Pay Attention to Children’s Interests
Creativity is a wide spectrum that can’t be defined by one trait or skill. Think about STEAM- science, technology, engineering, art, and mathematics. Each of those categories alone encompasses thousands of different ways to be creative. Adults can survey a child’s interests and help them find their niche. Perhaps a child does not enjoy painting on a canvas, but they love building structures with blocks. Help them follow that passion for architecture and engineering! Allowing children to spend time doing what they love can develop confidence, passion, and future career goals.
Focus on Non-Superficial Feedback & Compliments
Children aren’t born doubting themselves. They build their self-worth and confidence based on their interactions with others. Children often hear superficial, surface-level compliments.
“You’re so beautiful!”
“Look at that cute outfit!”
“What a lovely smile!”
While these compliments aren’t negative, it is important to ensure that children are complimented on their personality and brainpower. This is how adults can contribute to confident, resilient personalities. Adults can complement children’s problem-solving abilities, questioning skills, imagination, kindness, thoughtfulness, etc. Some examples are:
“Wow, I love how you thought about different ways to solve that problem and made it work!”

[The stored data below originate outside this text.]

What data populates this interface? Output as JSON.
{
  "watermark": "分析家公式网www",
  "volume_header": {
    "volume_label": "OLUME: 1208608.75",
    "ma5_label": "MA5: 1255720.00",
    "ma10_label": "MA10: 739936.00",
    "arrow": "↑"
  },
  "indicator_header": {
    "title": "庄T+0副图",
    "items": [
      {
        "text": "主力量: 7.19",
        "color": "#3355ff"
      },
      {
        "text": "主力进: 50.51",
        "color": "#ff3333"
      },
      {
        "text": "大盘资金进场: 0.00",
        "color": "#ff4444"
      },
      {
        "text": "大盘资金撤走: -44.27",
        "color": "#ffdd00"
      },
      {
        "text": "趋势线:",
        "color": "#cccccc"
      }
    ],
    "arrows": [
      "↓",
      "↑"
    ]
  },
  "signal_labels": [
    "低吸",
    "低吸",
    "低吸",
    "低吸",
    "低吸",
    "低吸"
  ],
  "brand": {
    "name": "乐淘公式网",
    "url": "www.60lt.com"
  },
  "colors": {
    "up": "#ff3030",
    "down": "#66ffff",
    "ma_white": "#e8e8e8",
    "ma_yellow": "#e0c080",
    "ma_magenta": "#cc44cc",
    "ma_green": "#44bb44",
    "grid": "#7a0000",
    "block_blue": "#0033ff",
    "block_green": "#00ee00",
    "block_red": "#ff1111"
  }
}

“It is so cool how you designed that tower by yourself! How did you come up with that?”
“I love the way you use your imagination!”
Encourage Mistakes
One of the major roadblocks in children’s confidence can be a fear of failure. Children learn how to respond to failure by observing the adults around them. Failure is beautiful- it’s an opportunity to build resilience and solve problems in new ways. Be intentional in modeling resilience as a failure response rather than disappointment. If a Lego structure tumbles, how can it be rebuilt with a stronger foundation? What can be changed to make it successful? Each attempt to accomplish a goal is a new opportunity to come back stronger. As Yoda says, “The best teacher, failure is!”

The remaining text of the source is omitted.